3 Elsa

81 1 0
                                    


"Wuih, banyak amat obat yang harus, kamu minum nih."

Hafis menyodorkan kantong yang berisi obat dan vitamin dari rumah sakit.

" Iya, kan biar anak dan ibu sehat," sahut Elsa

" Iya, Sayang sebentar, ya aku ambilkan air putihnya," Hafis ngeloyor ke dapur untuk mengambil air putih.

Elsa meminum semua obat obatan. Menahan rasa mual dan eneg yang menyeruak ke dalam ketenggorokan.

"Uweekk. "

"Sabar ya, Sayang.." tatapan mata Hafis iba.

Elsa hanya mengerjapkan mata.
Menahan sesuatu di mulut dan tenggorokan. Mengangguk pada suaminya yang masih menatapnya serba salah.

"Eng.. aku enggak apa-apa, Mas," Elsa balik menatap suaminya.

"Ya, udah nanti bareng aku aja berangkatnya," Hafis mendekat.

Melingkarkan tangan ke pundak Elsa.

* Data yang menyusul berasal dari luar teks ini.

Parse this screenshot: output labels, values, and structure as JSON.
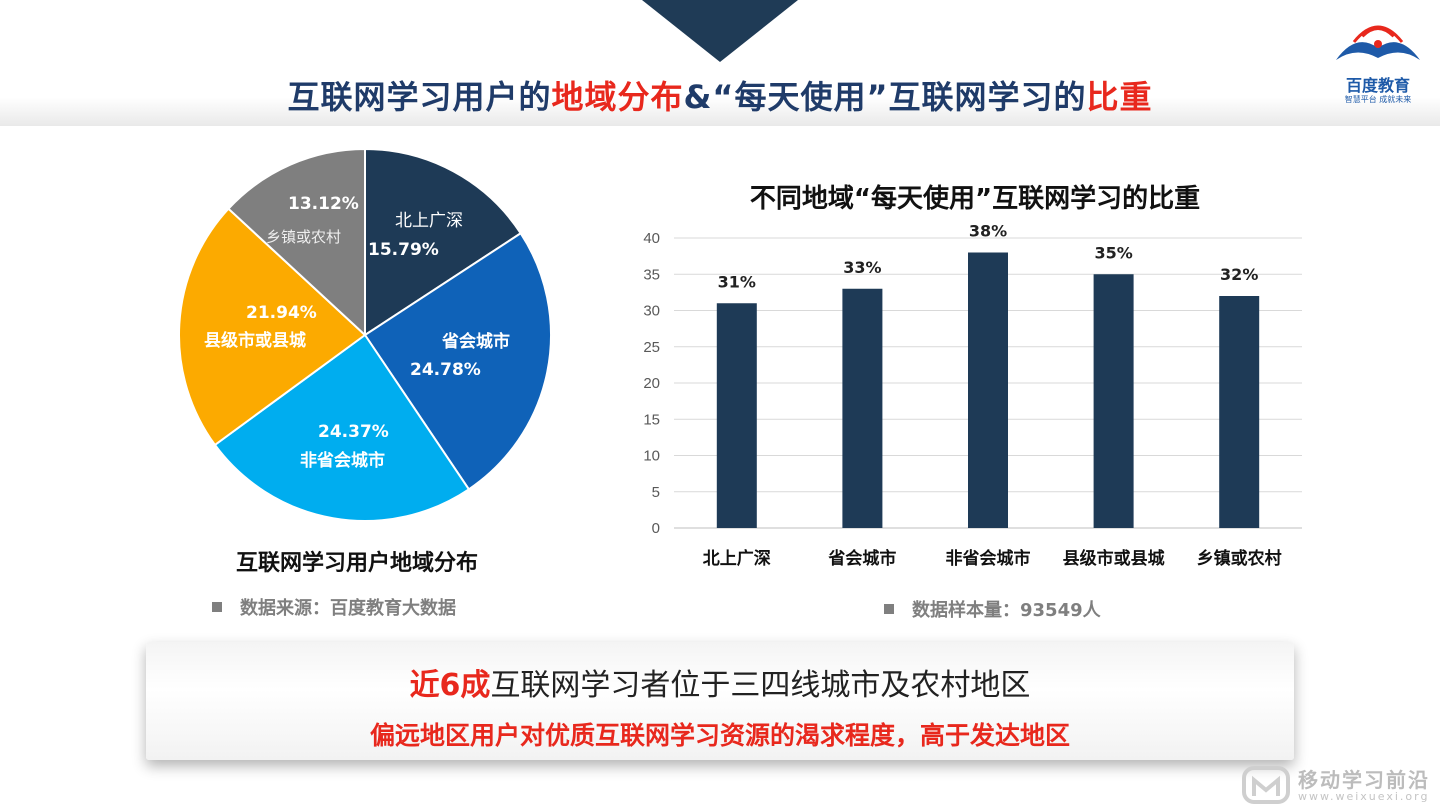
{
  "header": {
    "title_part1": "互联网学习用户的",
    "title_part2": "地域分布",
    "title_part3": "&“每天使用”互联网学习的",
    "title_part4": "比重"
  },
  "logo": {
    "name": "百度教育",
    "tagline": "智慧平台 成就未来"
  },
  "pie": {
    "title": "互联网学习用户地域分布",
    "source_note": "数据来源：百度教育大数据"
  },
  "bar": {
    "title": "不同地域“每天使用”互联网学习的比重",
    "sample_note": "数据样本量：93549人"
  },
  "banner": {
    "line1_highlight": "近6成",
    "line1_rest": "互联网学习者位于三四线城市及农村地区",
    "line2": "偏远地区用户对优质互联网学习资源的渴求程度，高于发达地区"
  },
  "watermark": {
    "main": "移动学习前沿",
    "sub": "www.weixuexi.org"
  },
  "chart_data": [
    {
      "type": "pie",
      "title": "互联网学习用户地域分布",
      "slices": [
        {
          "label": "北上广深",
          "value": 15.79,
          "value_label": "15.79%",
          "color": "#1e3a56"
        },
        {
          "label": "省会城市",
          "value": 24.78,
          "value_label": "24.78%",
          "color": "#0f62b8"
        },
        {
          "label": "非省会城市",
          "value": 24.37,
          "value_label": "24.37%",
          "color": "#00adef"
        },
        {
          "label": "县级市或县城",
          "value": 21.94,
          "value_label": "21.94%",
          "color": "#fcaa00"
        },
        {
          "label": "乡镇或农村",
          "value": 13.12,
          "value_label": "13.12%",
          "color": "#7f7f7f"
        }
      ]
    },
    {
      "type": "bar",
      "title": "不同地域“每天使用”互联网学习的比重",
      "categories": [
        "北上广深",
        "省会城市",
        "非省会城市",
        "县级市或县城",
        "乡镇或农村"
      ],
      "values": [
        31,
        33,
        38,
        35,
        32
      ],
      "data_labels": [
        "31%",
        "33%",
        "38%",
        "35%",
        "32%"
      ],
      "ylim": [
        0,
        40
      ],
      "yticks": [
        "0",
        "5",
        "10",
        "15",
        "20",
        "25",
        "30",
        "35",
        "40"
      ],
      "grid": true,
      "bar_color": "#1e3a56"
    }
  ]
}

Duduk di samping istri yang amat dicintainya itu.

Sebenarnya Hafis tak tega dengan keadaan Elsa. Sempat meminta untuk cuti sementara atau tidak perlu bekerja saja. Tapi Elsa meolak menurutnya dia masih kuat. Lagi pula, nanti mengurangi jatah cuti saat dia melahirkan.

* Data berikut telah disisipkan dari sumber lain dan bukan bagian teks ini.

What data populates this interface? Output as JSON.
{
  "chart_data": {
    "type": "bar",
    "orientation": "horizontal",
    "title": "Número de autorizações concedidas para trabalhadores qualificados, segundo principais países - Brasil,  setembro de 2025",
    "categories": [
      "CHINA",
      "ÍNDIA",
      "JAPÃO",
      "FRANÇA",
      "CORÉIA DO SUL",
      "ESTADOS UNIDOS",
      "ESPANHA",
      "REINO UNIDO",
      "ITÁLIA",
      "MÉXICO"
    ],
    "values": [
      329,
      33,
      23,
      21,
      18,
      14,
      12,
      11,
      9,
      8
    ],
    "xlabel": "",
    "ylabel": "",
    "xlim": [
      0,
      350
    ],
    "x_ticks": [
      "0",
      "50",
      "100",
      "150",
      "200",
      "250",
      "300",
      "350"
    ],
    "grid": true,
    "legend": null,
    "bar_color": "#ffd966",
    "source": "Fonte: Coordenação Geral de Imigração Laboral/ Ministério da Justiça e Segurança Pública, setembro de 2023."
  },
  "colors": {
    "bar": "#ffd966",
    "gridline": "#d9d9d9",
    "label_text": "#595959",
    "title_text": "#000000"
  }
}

Elsa memiringkan kepala agar bisa bersandar di pundak Hafis. Hafis segera mengusap rambut dan menepuk dengan lembut lengan Elsa.

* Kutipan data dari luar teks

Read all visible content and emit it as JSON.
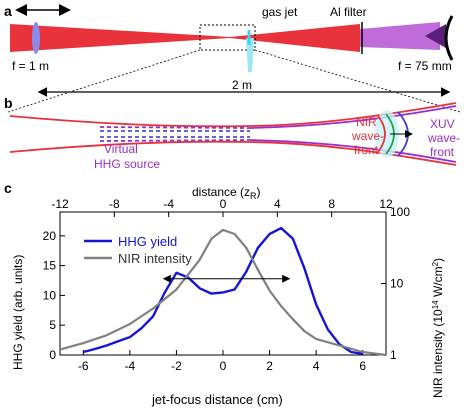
{
  "panel_a": {
    "label": "a",
    "f1": "f = 1 m",
    "gas_jet": "gas jet",
    "al_filter": "Al filter",
    "f75": "f = 75 mm",
    "distance": "2 m"
  },
  "panel_b": {
    "label": "b",
    "virtual1": "Virtual",
    "virtual2": "HHG source",
    "nir1": "NIR",
    "nir2": "wave-",
    "nir3": "front",
    "xuv1": "XUV",
    "xuv2": "wave-",
    "xuv3": "front"
  },
  "panel_c": {
    "label": "c",
    "top_axis_label": "distance (z",
    "top_axis_sub": "R",
    "top_axis_tail": ")",
    "xlabel": "jet-focus distance (cm)",
    "ylabel": "HHG yield (arb. units)",
    "y2label_a": "NIR intensity (10",
    "y2label_sup14": "14",
    "y2label_b": " W/cm",
    "y2label_sup2": "2",
    "y2label_c": ")"
  },
  "chart_data": {
    "type": "line",
    "xlabel": "jet-focus distance (cm)",
    "ylabel": "HHG yield (arb. units)",
    "y2label": "NIR intensity (10^14 W/cm^2)",
    "top_xlabel": "distance (z_R)",
    "xlim": [
      -7,
      7
    ],
    "ylim": [
      0,
      24
    ],
    "y2lim_log": [
      1,
      100
    ],
    "x_ticks": [
      "-6",
      "-4",
      "-2",
      "0",
      "2",
      "4",
      "6"
    ],
    "y_ticks": [
      "0",
      "5",
      "10",
      "15",
      "20"
    ],
    "y2_ticks": [
      "1",
      "10",
      "100"
    ],
    "top_ticks": [
      "-12",
      "-8",
      "-4",
      "0",
      "4",
      "8",
      "12"
    ],
    "legend_placement": "top-left",
    "series": [
      {
        "name": "HHG yield",
        "color": "#1515d8",
        "x": [
          -6,
          -5.5,
          -5,
          -4.5,
          -4,
          -3.5,
          -3,
          -2.5,
          -2,
          -1.5,
          -1,
          -0.5,
          0,
          0.5,
          1,
          1.5,
          2,
          2.5,
          3,
          3.5,
          4,
          4.5,
          5,
          5.5,
          6
        ],
        "y": [
          0.5,
          1.0,
          1.6,
          2.3,
          3.0,
          4.5,
          6.5,
          10.5,
          13.8,
          13.0,
          11.2,
          10.3,
          10.5,
          11.0,
          14.0,
          18.0,
          20.3,
          21.3,
          19.5,
          14.5,
          8.5,
          4.3,
          1.8,
          0.5,
          0.2
        ]
      },
      {
        "name": "NIR intensity",
        "color": "#808080",
        "x": [
          -7,
          -6,
          -5,
          -4,
          -3,
          -2,
          -1.5,
          -1,
          -0.5,
          0,
          0.5,
          1,
          1.5,
          2,
          2.5,
          3,
          3.5,
          4,
          5,
          6,
          7
        ],
        "y": [
          0.9,
          2.0,
          3.3,
          5.2,
          7.8,
          11.0,
          13.5,
          16.0,
          19.5,
          21.0,
          20.3,
          18.0,
          14.3,
          10.8,
          8.2,
          6.0,
          4.0,
          2.7,
          1.6,
          0.5,
          0.0
        ]
      }
    ],
    "annotations": [
      "double-headed arrow from -2 to 2.8 cm at ~12.5"
    ]
  }
}
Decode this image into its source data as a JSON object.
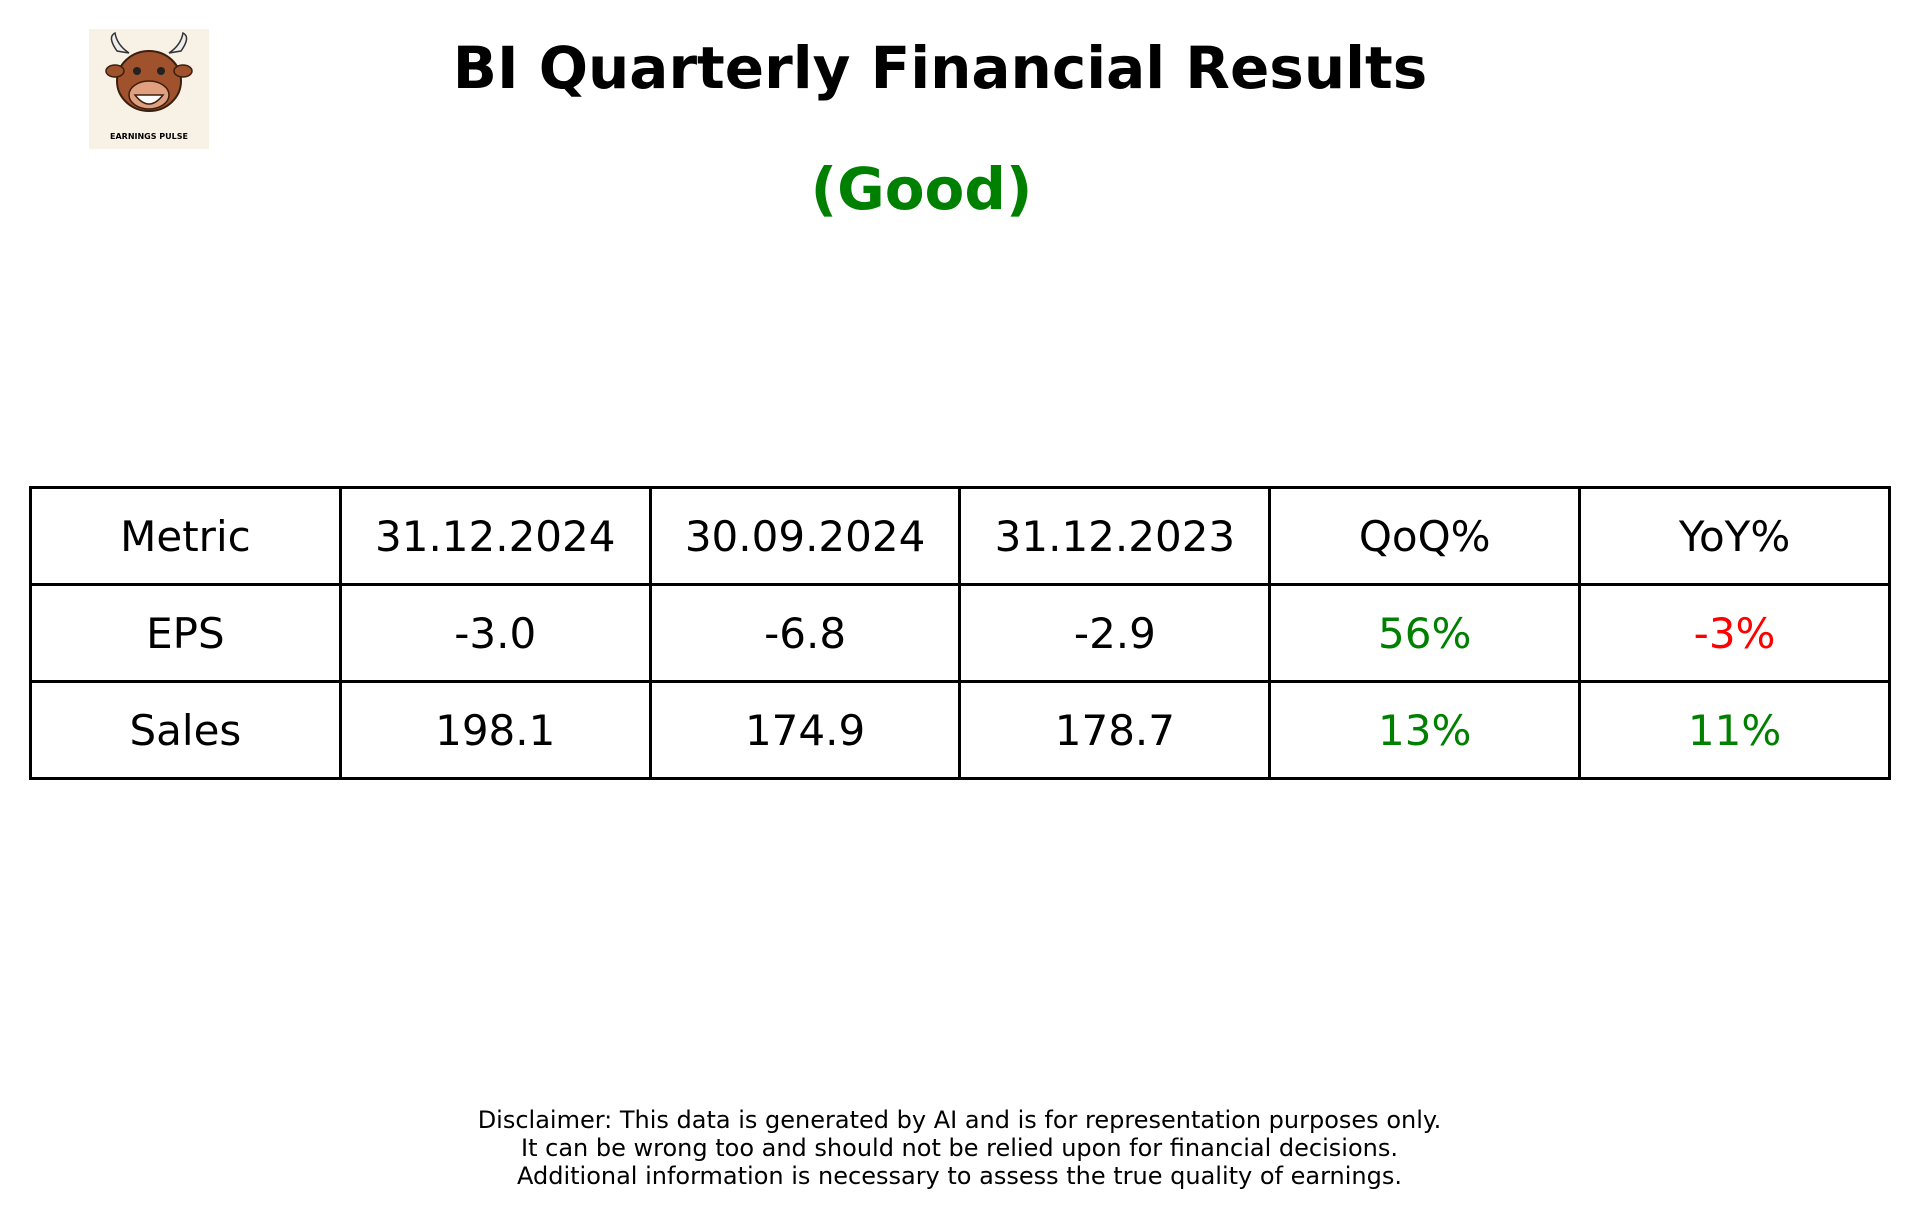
{
  "header": {
    "title": "BI Quarterly Financial Results",
    "rating": "(Good)",
    "logo_caption": "EARNINGS PULSE"
  },
  "table": {
    "columns": [
      "Metric",
      "31.12.2024",
      "30.09.2024",
      "31.12.2023",
      "QoQ%",
      "YoY%"
    ],
    "rows": [
      [
        "EPS",
        "-3.0",
        "-6.8",
        "-2.9",
        "56%",
        "-3%"
      ],
      [
        "Sales",
        "198.1",
        "174.9",
        "178.7",
        "13%",
        "11%"
      ]
    ]
  },
  "disclaimer": [
    "Disclaimer: This data is generated by AI and is for representation purposes only.",
    "It can be wrong too and should not be relied upon for financial decisions.",
    "Additional information is necessary to assess the true quality of earnings."
  ]
}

Saat seperti ini tak ada rasa lelah maupun sakit dirasakan Elsa Tenang dan nyaman.

Kehamilan ini membuat mereka semakin bahagia setelah menunggu selama tiga tahun.

Memang awalnya Elsa menunda kehamilan karena alasan karir dan belum siap untuk menyambut si kecil. Dengan sabar Hafis menanti kesiapan Elsa.

Dua tahun berlalu Elsa tak juga bersedia punya momongan.

"Tunggu, ya kayaknya aku masih takut," suatu ketika mereka bicara di malam hari sebelum tidur.

"Tapi kenapa, Sayang?" tanya Hafis dengan hati-hati.

"Hm ... aku bayanginnya aja kok masih belum siap gitu. "

"Ya kan nanti bisa kok, aku yakin semua orang juga melewati proses, Sa " sahut hafis. Tangannya tak berhenti membelai lembut rambut Elsa.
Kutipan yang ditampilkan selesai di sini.